I am implementing a simple application that consists of multiple python scripts that run concurrently. The two scripts that run at the same time are the one for parsing data and the one for looking up data in the database. Because of design decisions, I am generating a part of the data. This data isn't saved in the database but in json files. In my parser I save the data like this:

with open('a-1-test.json', 'w') as outfile:
            json.dump(lookup_table, outfile)
        outfile.close()

The parser runs in a loop until a certain condition is met. Meanwhile other scripts reffer to the look-up script to get data from the database (the data that the parser saves). When the other scripts call the look-up script, he first needs to check the lookup table in the json file to determine which data specifically he has to fetch.

while trigger:
time.sleep(10)
with open('a-1-test.json', 'r') as data_file:
    data = json.load(data_file)

for i in data.keys():
    print i, len(data[i])

This might work for some time but I get two types of errors: JSON document not found and ValueError: Unterminated string starting at(...). I guessed this is because there isnt any concurency measurements set when two different scripts try to access the same file. I know that the first error happens because I use 'w' in the parser, where an existing file will be deleted and a new one created, so in the meantime the lookup script won't be bale to see the file.

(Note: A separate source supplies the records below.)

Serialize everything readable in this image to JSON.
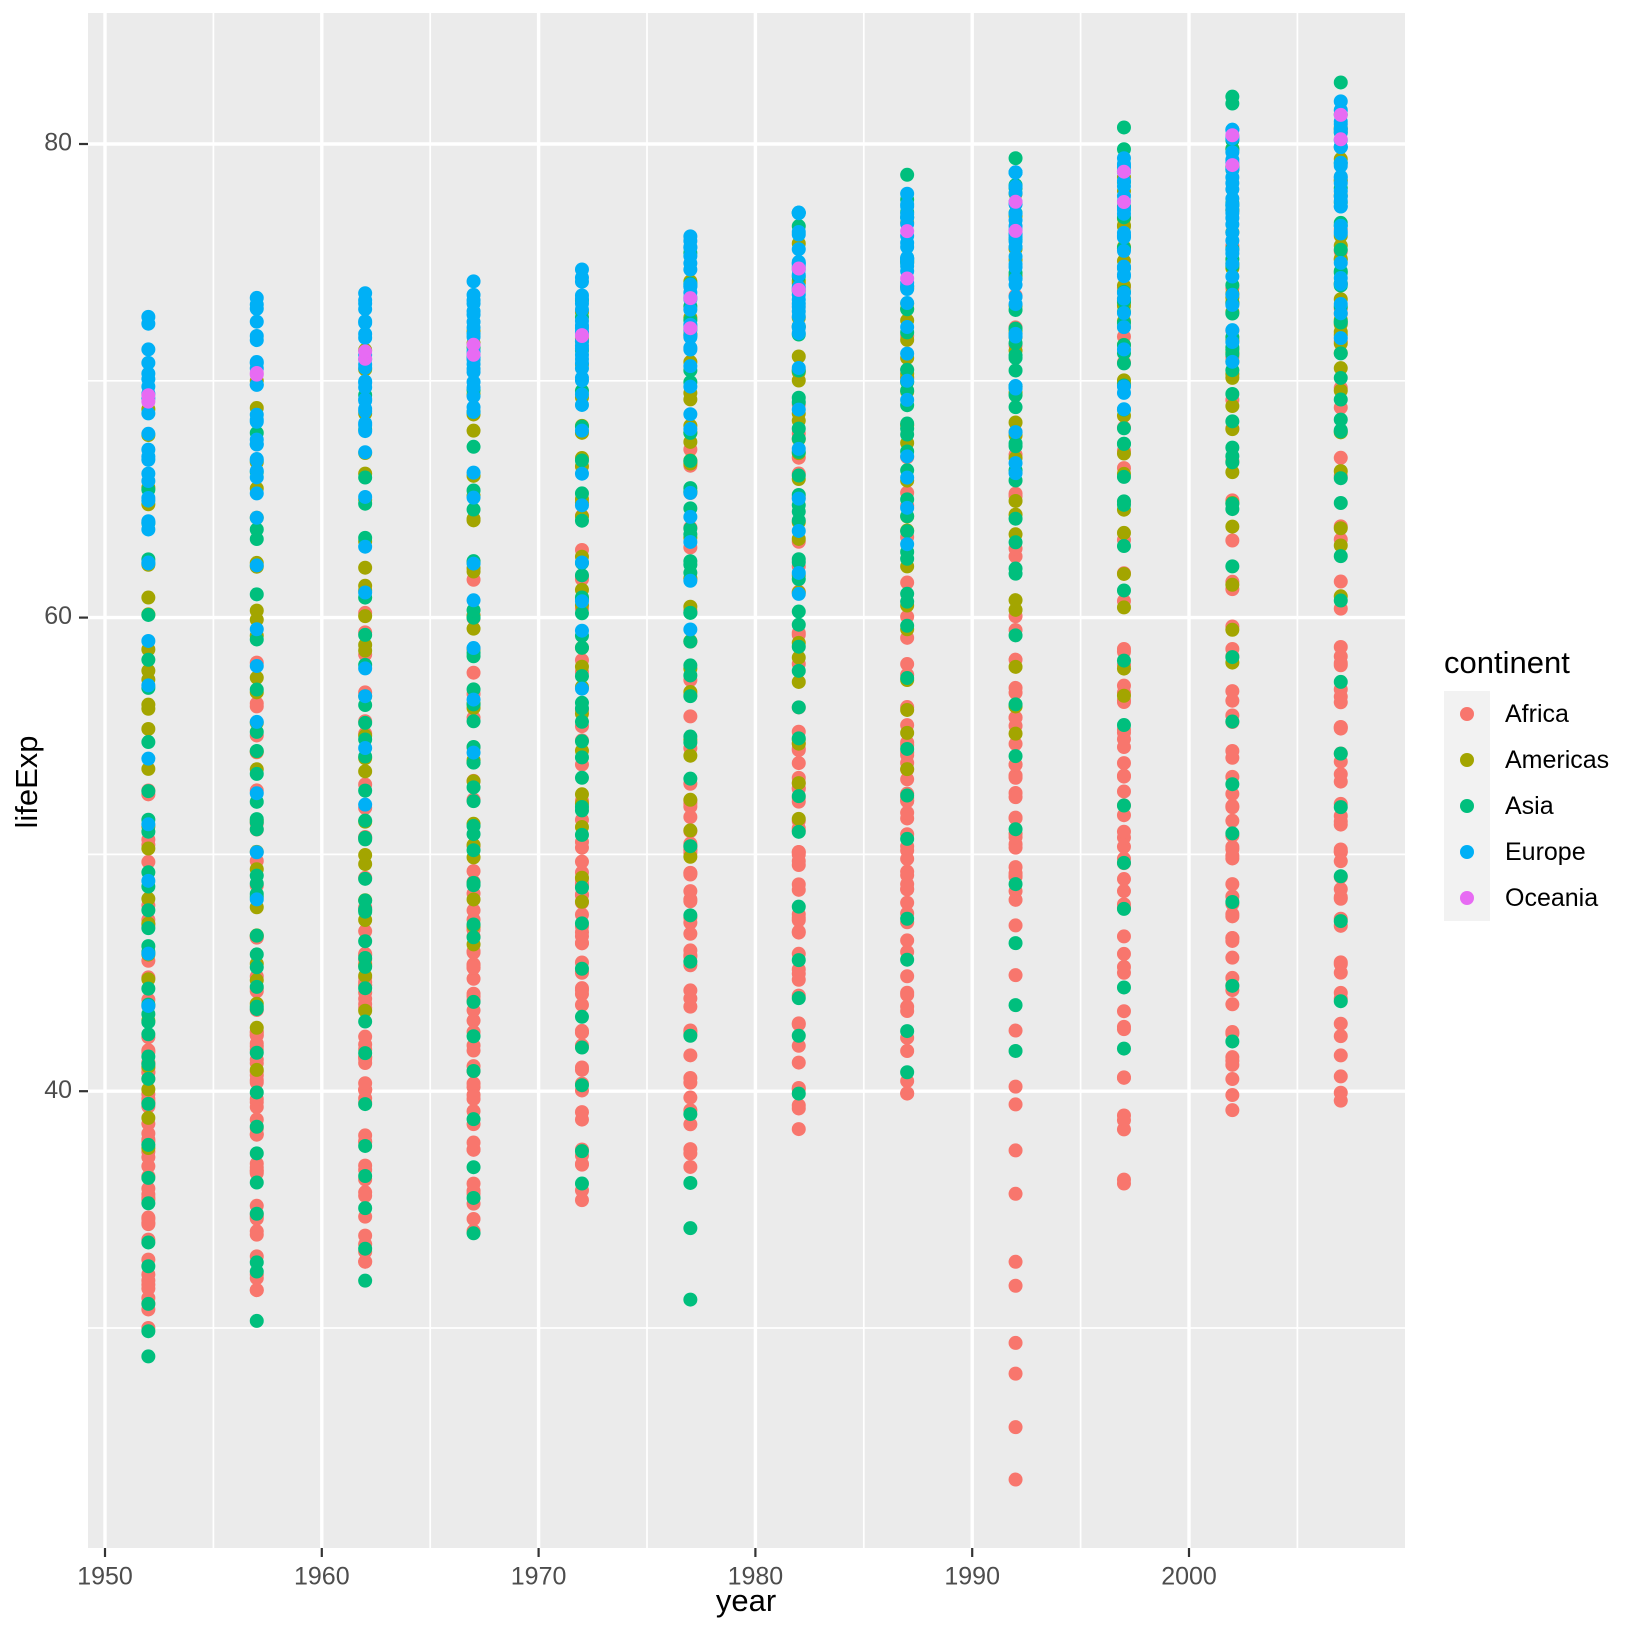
{
  "figure": {
    "background": "#FFFFFF",
    "panel_background": "#EBEBEB",
    "grid_color": "#FFFFFF",
    "tick_label_color": "#4D4D4D",
    "tick_mark_color": "#333333",
    "axis_title_color": "#000000"
  },
  "axes": {
    "x": {
      "title": "year",
      "major_ticks": [
        1950,
        1960,
        1970,
        1980,
        1990,
        2000
      ],
      "minor_ticks": [
        1955,
        1965,
        1975,
        1985,
        1995,
        2005
      ],
      "range": [
        1949.25,
        2009.75
      ]
    },
    "y": {
      "title": "lifeExp",
      "major_ticks": [
        40,
        60,
        80
      ],
      "minor_ticks": [
        30,
        50,
        70
      ],
      "range": [
        20.7,
        85.5
      ]
    }
  },
  "legend": {
    "title": "continent",
    "key_background": "#F2F2F2",
    "items": [
      {
        "label": "Africa",
        "color": "#F8766D"
      },
      {
        "label": "Americas",
        "color": "#A3A500"
      },
      {
        "label": "Asia",
        "color": "#00BF7D"
      },
      {
        "label": "Europe",
        "color": "#00B0F6"
      },
      {
        "label": "Oceania",
        "color": "#E76BF3"
      }
    ]
  },
  "chart_data": {
    "type": "scatter",
    "title": "",
    "xlabel": "year",
    "ylabel": "lifeExp",
    "grid": true,
    "legend_position": "right",
    "xlim": [
      1949.25,
      2009.75
    ],
    "ylim": [
      20.7,
      85.5
    ],
    "x_years": [
      1952,
      1957,
      1962,
      1967,
      1972,
      1977,
      1982,
      1987,
      1992,
      1997,
      2002,
      2007
    ],
    "series": [
      {
        "name": "Africa",
        "color": "#F8766D",
        "count": 52,
        "quantiles_by_year": [
          [
            30.0,
            35.0,
            38.8,
            42.1,
            52.7
          ],
          [
            31.6,
            36.7,
            40.6,
            44.1,
            58.1
          ],
          [
            32.8,
            38.5,
            42.6,
            46.0,
            60.2
          ],
          [
            34.1,
            40.3,
            44.7,
            48.0,
            61.6
          ],
          [
            35.4,
            42.3,
            47.0,
            50.1,
            64.3
          ],
          [
            36.8,
            44.1,
            49.3,
            52.4,
            67.1
          ],
          [
            38.4,
            45.8,
            50.8,
            54.5,
            69.0
          ],
          [
            39.9,
            47.5,
            51.6,
            56.0,
            71.9
          ],
          [
            23.6,
            47.8,
            52.4,
            57.2,
            73.6
          ],
          [
            36.1,
            46.9,
            52.8,
            58.1,
            74.8
          ],
          [
            39.2,
            45.8,
            51.2,
            58.5,
            75.7
          ],
          [
            39.6,
            47.8,
            52.9,
            59.4,
            76.4
          ]
        ]
      },
      {
        "name": "Americas",
        "color": "#A3A500",
        "count": 25,
        "quantiles_by_year": [
          [
            37.6,
            45.5,
            54.7,
            59.5,
            68.8
          ],
          [
            40.9,
            48.0,
            56.1,
            61.5,
            70.0
          ],
          [
            43.4,
            50.5,
            58.3,
            63.5,
            71.3
          ],
          [
            46.2,
            53.0,
            60.5,
            65.5,
            72.1
          ],
          [
            48.0,
            55.5,
            63.0,
            67.5,
            72.9
          ],
          [
            49.9,
            57.5,
            66.4,
            69.0,
            74.2
          ],
          [
            51.5,
            59.5,
            67.0,
            70.5,
            75.8
          ],
          [
            53.6,
            62.0,
            69.5,
            72.0,
            76.9
          ],
          [
            55.1,
            64.5,
            69.9,
            73.0,
            77.9
          ],
          [
            56.7,
            66.5,
            72.1,
            74.5,
            78.6
          ],
          [
            58.1,
            68.5,
            72.0,
            75.5,
            79.8
          ],
          [
            60.9,
            70.5,
            72.9,
            76.5,
            80.7
          ]
        ]
      },
      {
        "name": "Asia",
        "color": "#00BF7D",
        "count": 33,
        "quantiles_by_year": [
          [
            28.8,
            39.5,
            44.9,
            51.5,
            65.4
          ],
          [
            30.3,
            42.0,
            48.3,
            54.0,
            67.8
          ],
          [
            32.0,
            44.5,
            49.3,
            56.5,
            69.4
          ],
          [
            34.0,
            47.5,
            53.7,
            59.5,
            71.4
          ],
          [
            36.1,
            50.5,
            56.9,
            63.0,
            73.4
          ],
          [
            31.2,
            53.5,
            60.8,
            66.0,
            75.4
          ],
          [
            39.9,
            56.5,
            63.7,
            68.5,
            77.1
          ],
          [
            40.8,
            59.5,
            66.3,
            70.5,
            78.7
          ],
          [
            41.7,
            61.5,
            68.7,
            72.0,
            79.4
          ],
          [
            41.8,
            63.5,
            70.3,
            73.5,
            80.7
          ],
          [
            42.1,
            64.5,
            71.0,
            75.0,
            82.0
          ],
          [
            43.8,
            65.5,
            72.4,
            76.0,
            82.6
          ]
        ]
      },
      {
        "name": "Europe",
        "color": "#00B0F6",
        "count": 30,
        "quantiles_by_year": [
          [
            43.6,
            62.5,
            65.9,
            69.0,
            72.7
          ],
          [
            48.1,
            65.0,
            67.7,
            70.5,
            73.5
          ],
          [
            52.1,
            67.5,
            69.5,
            71.5,
            73.7
          ],
          [
            54.3,
            69.0,
            70.6,
            72.0,
            74.2
          ],
          [
            57.0,
            70.0,
            70.8,
            73.0,
            74.7
          ],
          [
            59.5,
            70.8,
            72.3,
            74.2,
            76.1
          ],
          [
            61.0,
            72.0,
            73.5,
            75.0,
            77.1
          ],
          [
            63.1,
            73.0,
            74.8,
            76.0,
            77.9
          ],
          [
            66.1,
            73.7,
            75.5,
            77.0,
            78.8
          ],
          [
            68.8,
            74.5,
            76.1,
            77.8,
            79.4
          ],
          [
            70.8,
            75.5,
            77.5,
            79.0,
            80.6
          ],
          [
            71.8,
            76.5,
            78.6,
            80.0,
            81.8
          ]
        ]
      },
      {
        "name": "Oceania",
        "color": "#E76BF3",
        "count": 2,
        "values_by_year": [
          [
            69.12,
            69.39
          ],
          [
            70.26,
            70.33
          ],
          [
            70.93,
            71.24
          ],
          [
            71.1,
            71.52
          ],
          [
            71.89,
            71.93
          ],
          [
            72.22,
            73.49
          ],
          [
            73.84,
            74.74
          ],
          [
            74.32,
            76.32
          ],
          [
            76.33,
            77.56
          ],
          [
            77.55,
            78.83
          ],
          [
            79.11,
            80.37
          ],
          [
            80.2,
            81.23
          ]
        ]
      }
    ]
  }
}
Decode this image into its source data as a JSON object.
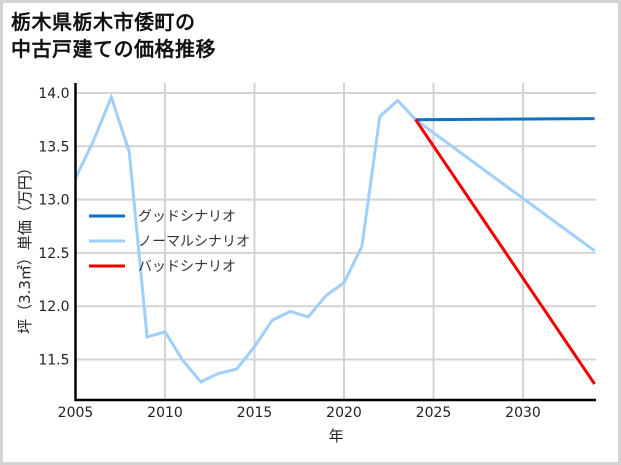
{
  "title": {
    "line1": "栃木県栃木市倭町の",
    "line2": "中古戸建ての価格推移"
  },
  "colors": {
    "good": "#0a72c8",
    "normal": "#9fcffb",
    "bad": "#f20000",
    "grid": "#d3d3d3",
    "axis": "#000000"
  },
  "chart_data": {
    "type": "line",
    "title": "栃木県栃木市倭町の中古戸建ての価格推移",
    "xlabel": "年",
    "ylabel": "坪（3.3㎡）単価（万円）",
    "xlim": [
      2005,
      2034
    ],
    "ylim": [
      11.12,
      14.09
    ],
    "xticks": [
      2005,
      2010,
      2015,
      2020,
      2025,
      2030
    ],
    "yticks": [
      11.5,
      12.0,
      12.5,
      13.0,
      13.5,
      14.0
    ],
    "xtick_labels": [
      "2005",
      "2010",
      "2015",
      "2020",
      "2025",
      "2030"
    ],
    "ytick_labels": [
      "11.5",
      "12.0",
      "12.5",
      "13.0",
      "13.5",
      "14.0"
    ],
    "grid": true,
    "legend_position": "center-left",
    "series": [
      {
        "name": "グッドシナリオ",
        "color": "#0a72c8",
        "x": [
          2024,
          2034
        ],
        "values": [
          13.75,
          13.76
        ]
      },
      {
        "name": "ノーマルシナリオ",
        "color": "#9fcffb",
        "x": [
          2005,
          2006,
          2007,
          2008,
          2009,
          2010,
          2011,
          2012,
          2013,
          2014,
          2015,
          2016,
          2017,
          2018,
          2019,
          2020,
          2021,
          2022,
          2023,
          2024,
          2034
        ],
        "values": [
          13.2,
          13.55,
          13.96,
          13.45,
          11.71,
          11.76,
          11.49,
          11.29,
          11.37,
          11.41,
          11.62,
          11.87,
          11.95,
          11.9,
          12.1,
          12.22,
          12.56,
          13.78,
          13.93,
          13.75,
          12.52
        ]
      },
      {
        "name": "バッドシナリオ",
        "color": "#f20000",
        "x": [
          2024,
          2034
        ],
        "values": [
          13.75,
          11.27
        ]
      }
    ]
  },
  "legend": [
    {
      "label": "グッドシナリオ",
      "color": "#0a72c8"
    },
    {
      "label": "ノーマルシナリオ",
      "color": "#9fcffb"
    },
    {
      "label": "バッドシナリオ",
      "color": "#f20000"
    }
  ]
}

I wonder what is the best way in python to do this? Any way to put a lock on the file while it is written in, unlock it when finished so the lookup script can read it?

Thank you in advance

Georgi Nikolov
  • 113
  • 3
  • 11
  • I think for your application much easier to use other ways of interprocessor communication, such as sockets for example. Probably this http://stackoverflow.com/questions/6920858/interprocess-communication-in-python will be useful for you. – kvorobiev Apr 03 '15 at 10:34
  • @kvorobiev I understand you can do the same thing with sockets but I don't want to connect to a server or anything as the json file is on the machine itself in the form of a configuration file *.json. I just wonder if there is a way to access it through various scripts using semaphores or something – Georgi Nikolov Apr 03 '15 at 10:54
  • In this case you could use following algorithm in each process: Try to lock file (with some library like lockfile). If you lock file then open , write data, close else wait – kvorobiev Apr 03 '15 at 11:11
  • what if you work with an additional temporary file? – nicolallias Apr 03 '15 at 11:49
  • 1
    @kvorobiev I am testing lockfile right now. Will see if it works well. – Georgi Nikolov Apr 03 '15 at 11:51
  • @nicolallias How would you go around doing that? – Georgi Nikolov Apr 03 '15 at 11:52
  • the idea is that the "writing script" only writes in file A. When the writing loop is done, A is renamed as B. The "reading script" only opens file B. It is not sultanate anymore, but for small files (less than some Megabytes) it will do as well. – nicolallias Apr 03 '15 at 11:56
  • @nicolallias Its not a bad idea, I will try that too. – Georgi Nikolov Apr 03 '15 at 12:01

0 Answers0